Nevertheless, the pets used by the perpetrators came from somewhere and covering pet stores was a logical investigative consequence. From what we could observe from our post in Lympstone, though, it didn’t appear to be a well coordinated operation—something Shad was beginning to refer to as a “clusterbugger.” In any event, we were on our third day of operations and our shipments of kittens, puppies, and much of our equipment and supplies had yet to arrive. No bait, no customers, no suspects. I looked from the window at the quaint village street, and it was raining. There went our chance for someone blind drunk mistaking us for a tube station and wandering in.
“Limp stone,” Shad muttered again from his perch at the end of the counter. He was getting quite tiresome. I turned from the window.
“Actually, Shad, the m is silent and the stone is pronounced stin. Lipstin.”
“Brits pronounce a whole lot better than they spell.”
“I don’t recall that American insurance company you did the telly adverts for being such great spellers. Why wasn’t your duck quacking ‘Aflass, Aflass?’”
“You mean besides how close it sounds to ‘half-assed’? Jaggs, you really think ‘The Petting Place’ is a good name for a pet store?”
“Superintendent Matheson chose the name, not I, as you well know.”
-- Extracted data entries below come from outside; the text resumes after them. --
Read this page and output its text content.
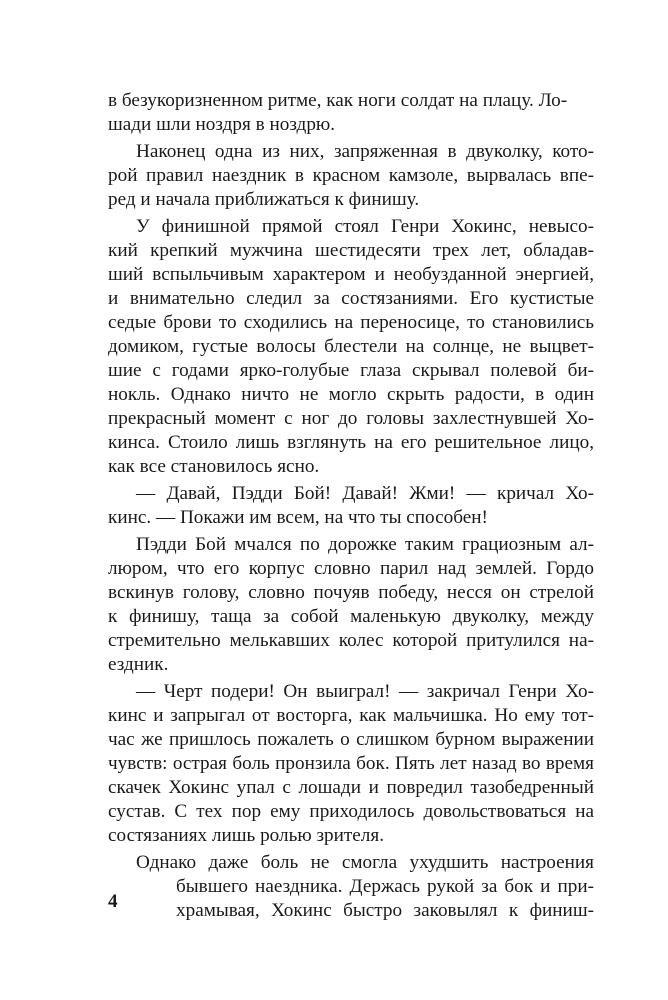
в безукоризненном ритме, как ноги солдат на плацу. Ло-
шади шли ноздря в ноздрю.
Наконец одна из них, запряженная в двуколку, кото-
рой правил наездник в красном камзоле, вырвалась впе-
ред и начала приближаться к финишу.
У финишной прямой стоял Генри Хокинс, невысо-
кий крепкий мужчина шестидесяти трех лет, обладав-
ший вспыльчивым характером и необузданной энергией,
и внимательно следил за состязаниями. Его кустистые
седые брови то сходились на переносице, то становились
домиком, густые волосы блестели на солнце, не выцвет-
шие с годами ярко-голубые глаза скрывал полевой би-
нокль. Однако ничто не могло скрыть радости, в один
прекрасный момент с ног до головы захлестнувшей Хо-
кинса. Стоило лишь взглянуть на его решительное лицо,
как все становилось ясно.
— Давай, Пэдди Бой! Давай! Жми! — кричал Хо-
кинс. — Покажи им всем, на что ты способен!
Пэдди Бой мчался по дорожке таким грациозным ал-
люром, что его корпус словно парил над землей. Гордо
вскинув голову, словно почуяв победу, несся он стрелой
к финишу, таща за собой маленькую двуколку, между
стремительно мелькавших колес которой притулился на-
ездник.
— Черт подери! Он выиграл! — закричал Генри Хо-
кинс и запрыгал от восторга, как мальчишка. Но ему тот-
час же пришлось пожалеть о слишком бурном выражении
чувств: острая боль пронзила бок. Пять лет назад во время
скачек Хокинс упал с лошади и повредил тазобедренный
сустав. С тех пор ему приходилось довольствоваться на
состязаниях лишь ролью зрителя.
Однако даже боль не смогла ухудшить настроения
бывшего наездника. Держась рукой за бок и при-
храмывая, Хокинс быстро заковылял к финиш-
4
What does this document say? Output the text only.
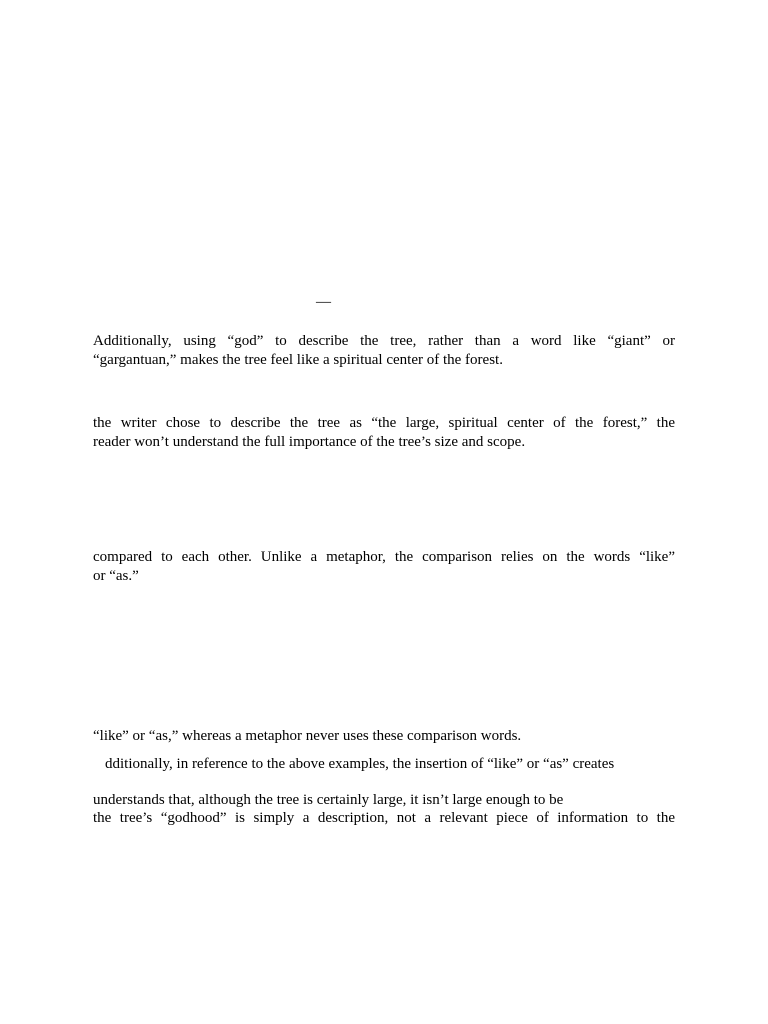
—
Additionally, using “god” to describe the tree, rather than a word like “giant” or
“gargantuan,” makes the tree feel like a spiritual center of the forest.
the writer chose to describe the tree as “the large, spiritual center of the forest,” the
reader won’t understand the full importance of the tree’s size and scope.
compared to each other. Unlike a metaphor, the comparison relies on the words “like”
or “as.”
“like” or “as,” whereas a metaphor never uses these comparison words.
dditionally, in reference to the above examples, the insertion of “like” or “as” creates
understands that, although the tree is certainly large, it isn’t large enough to be
the tree’s “godhood” is simply a description, not a relevant piece of information to the
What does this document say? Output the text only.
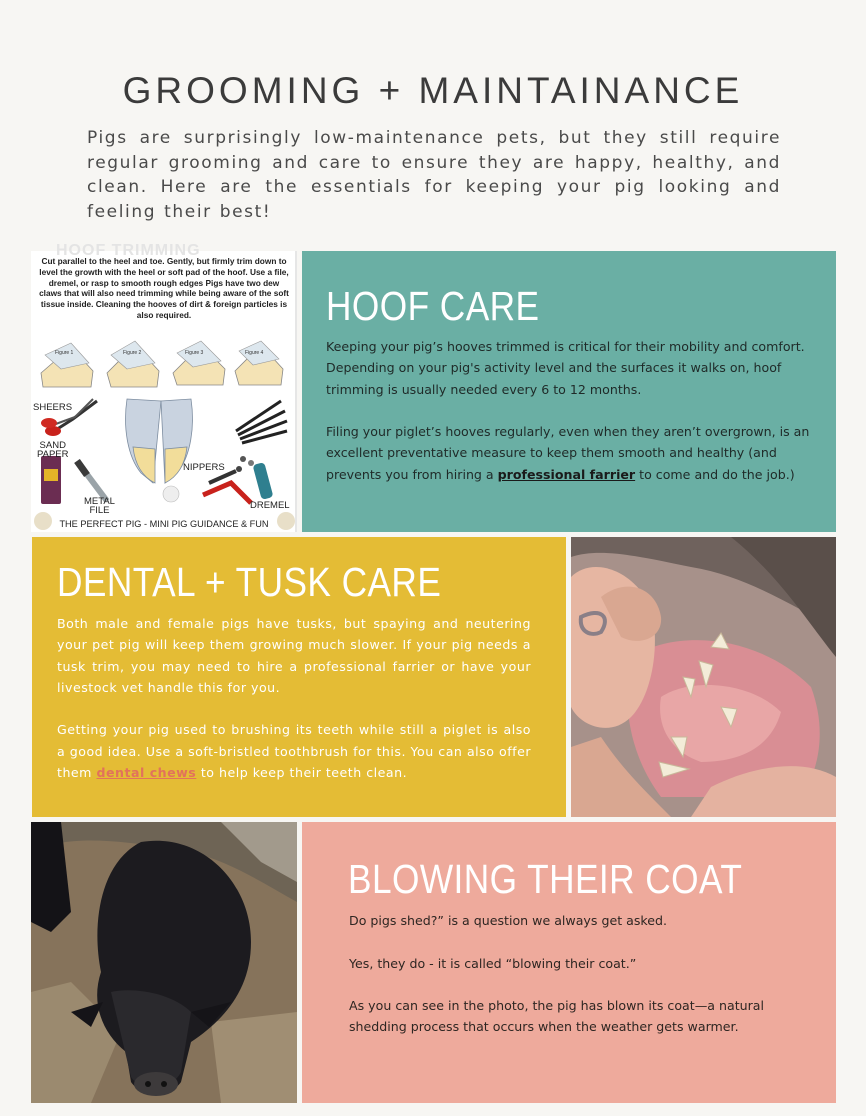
GROOMING + MAINTAINANCE

Pigs are surprisingly low-maintenance pets, but they still require regular grooming and care to ensure they are happy, healthy, and clean. Here are the essentials for keeping your pig looking and feeling their best!

HOOF TRIMMING
Cut parallel to the heel and toe. Gently, but firmly trim down to level the growth with the heel or soft pad of the hoof. Use a file, dremel, or rasp to smooth rough edges Pigs have two dew claws that will also need trimming while being aware of the soft tissue inside. Cleaning the hooves of dirt & foreign particles is also required.
Figure 1	Figure 2	Figure 3	Figure 4
SHEERS
SAND
PAPER
NIPPERS
METAL
FILE	DREMEL
THE PERFECT PIG - MINI PIG GUIDANCE & FUN
HOOF CARE

Keeping your pig’s hooves trimmed is critical for their mobility and comfort. Depending on your pig's activity level and the surfaces it walks on, hoof trimming is usually needed every 6 to 12 months.

Filing your piglet’s hooves regularly, even when they aren’t overgrown, is an excellent preventative measure to keep them smooth and healthy (and prevents you from hiring a professional farrier to come and do the job.)

DENTAL + TUSK CARE

Both male and female pigs have tusks, but spaying and neutering your pet pig will keep them growing much slower. If your pig needs a tusk trim, you may need to hire a professional farrier or have your livestock vet handle this for you.

Getting your pig used to brushing its teeth while still a piglet is also a good idea. Use a soft-bristled toothbrush for this. You can also offer them dental chews to help keep their teeth clean.

BLOWING THEIR COAT

Do pigs shed?” is a question we always get asked.

Yes, they do - it is called “blowing their coat.”

As you can see in the photo, the pig has blown its coat—a natural shedding process that occurs when the weather gets warmer.
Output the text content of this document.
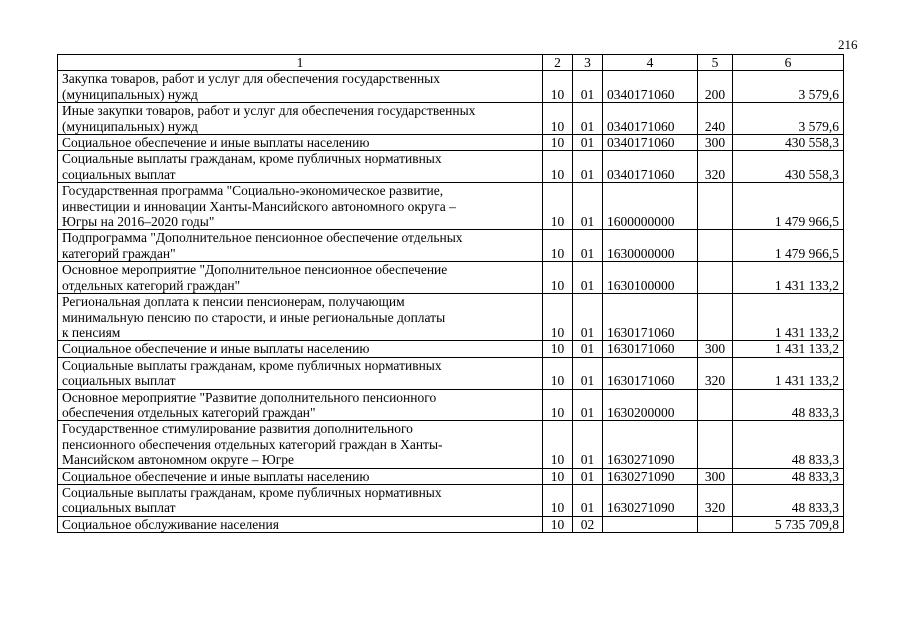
216
1	2	3	4	5	6

Закупка товаров, работ и услуг для обеспечения государственных
(муниципальных) нужд	10	01	0340171060	200	3 579,6

Иные закупки товаров, работ и услуг для обеспечения государственных
(муниципальных) нужд	10	01	0340171060	240	3 579,6

Социальное обеспечение и иные выплаты населению	10	01	0340171060	300	430 558,3

Социальные выплаты гражданам, кроме публичных нормативных
социальных выплат	10	01	0340171060	320	430 558,3

Государственная программа "Социально-экономическое развитие,
инвестиции и инновации Ханты-Мансийского автономного округа –
Югры на 2016–2020 годы"	10	01	1600000000		1 479 966,5

Подпрограмма "Дополнительное пенсионное обеспечение отдельных
категорий граждан"	10	01	1630000000		1 479 966,5

Основное мероприятие "Дополнительное пенсионное обеспечение
отдельных категорий граждан"	10	01	1630100000		1 431 133,2

Региональная доплата к пенсии пенсионерам, получающим
минимальную пенсию по старости, и иные региональные доплаты
к пенсиям	10	01	1630171060		1 431 133,2

Социальное обеспечение и иные выплаты населению	10	01	1630171060	300	1 431 133,2

Социальные выплаты гражданам, кроме публичных нормативных
социальных выплат	10	01	1630171060	320	1 431 133,2

Основное мероприятие "Развитие дополнительного пенсионного
обеспечения отдельных категорий граждан"	10	01	1630200000		48 833,3

Государственное стимулирование развития дополнительного
пенсионного обеспечения отдельных категорий граждан в Ханты-
Мансийском автономном округе – Югре	10	01	1630271090		48 833,3

Социальное обеспечение и иные выплаты населению	10	01	1630271090	300	48 833,3

Социальные выплаты гражданам, кроме публичных нормативных
социальных выплат	10	01	1630271090	320	48 833,3

Социальное обслуживание населения	10	02			5 735 709,8
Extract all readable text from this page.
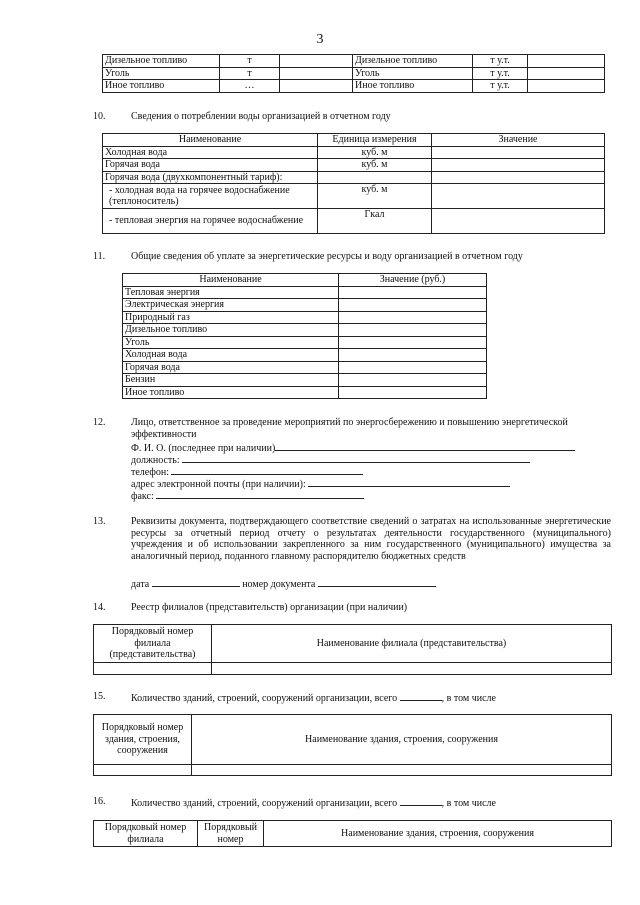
3
Дизельное топливо	т		Дизельное топливо	т у.т.	
Уголь	т		Уголь	т у.т.	
Иное топливо	…		Иное топливо	т у.т.	
10.	Сведения о потреблении воды организацией в отчетном году
Наименование	Единица измерения	Значение
Холодная вода	куб. м	
Горячая вода	куб. м	
Горячая вода (двухкомпонентный тариф):		
- холодная вода на горячее водоснабжение (теплоноситель)	куб. м	
- тепловая энергия на горячее водоснабжение	Гкал	
11.	Общие сведения об уплате за энергетические ресурсы и воду организацией в отчетном году
Наименование	Значение (руб.)
Тепловая энергия	
Электрическая энергия	
Природный газ	
Дизельное топливо	
Уголь	
Холодная вода	
Горячая вода	
Бензин	
Иное топливо	
12.	Лицо, ответственное за проведение мероприятий по энергосбережению и повышению энергетической
эффективности
Ф. И. О. (последнее при наличии)
должность:
телефон:
адрес электронной почты (при наличии):
факс:
13.	Реквизиты документа, подтверждающего соответствие сведений о затратах на использованные энергетические ресурсы за отчетный период отчету о результатах деятельности государственного (муниципального) учреждения и об использовании закрепленного за ним государственного (муниципального) имущества за аналогичный период, поданного главному распорядителю бюджетных средств
дата	номер документа
14.	Реестр филиалов (представительств) организации (при наличии)
Порядковый номер филиала (представительства)	Наименование филиала (представительства)

15.	Количество зданий, строений, сооружений организации, всего	, в том числе
Порядковый номер здания, строения, сооружения	Наименование здания, строения, сооружения

16.	Количество зданий, строений, сооружений организации, всего	, в том числе
Порядковый номер филиала	Порядковый номер	Наименование здания, строения, сооружения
“It sounds like a bordello or lap-dancing salon. Why don’t we just call it ‘The Cat House’ and be done with it?” The parrot held out his wings, began bumping and grinding his hips as he danced on the perch, and sang out in something of a Jamaican accent, ‘Hey dere, sailor boy, you come to Mama Bimbo’s Cat House for all you pettin’ needs, mon.” The dance stopped. “Jaggs, if you were a self-respecting crook would you go into a pet store called The Petting Place?” He sidestepped grumpily from one end of his perch to the other. “Can’t believe the names around this neck of the woods: Ex mouth. Nut well. Glebe lands. Cock wood. Under Wear—”
“That’s Lower Wear and—”
“Key off, Jaggs,” cautioned Shad, nodding toward the window. “Live one approaching. This may be the kitten pickin’ kingpin herself.”
The bell rang as the door opened revealing a short, stocky woman in a green anorak and yellow plastic rain scarf, her feet in a pair of bright yellow wellies. In her right hand she had by the handle a small gray metal case. She walked up to the counter.
“Good morning, love,” I said. “How may I be of assistance?”
“I want me parakeet fixed,” she stated.
“Indeed. I regret to say we don’t neuter birds at Petting Place.” I glanced at Shad and he was returning my look down his beak, as it were. I looked back at the woman. “You’ll have to take your bird to a veterinary surgeon.”
“I means repair. This one’s a robbie,” she said. “All ‘is nuts’s got bolts in ‘em, if you gets me drift.”
“I see.” I smiled brightly. “If I might take a look at your bird?”
“Nothin’ much works on it.” She lifted the case and dropped it rather heavily on the counter. “Salt in the air, I expect. Too close to the bleedin’ ocean.”
I opened the case on the counter next to Shad’s perch. Inside the case was a musty-smelling robotic parakeet. There was something white and crusty dried between its toes. Shad moved on his perch until he could look down into the case.
“Ain’t that cute, your parrot there looking at me bird. He’s in love!”
Midway through her rising belly laugh, Shad said to her, “Sod off, you old cow.”
“Here, now!” she responded, her color rising.
“I apologize for the parrot, love,” I said. “I’m afraid we rescued the poor thing from a rather tragic situation.”
“Aw,” she responded empathetically, reaching out a hand to pet Shad’s head. “Chick abuse, was it?”
With a loud squawk and a belated flap of his unfamiliar wings, Shad fell off his perch backward onto the floor.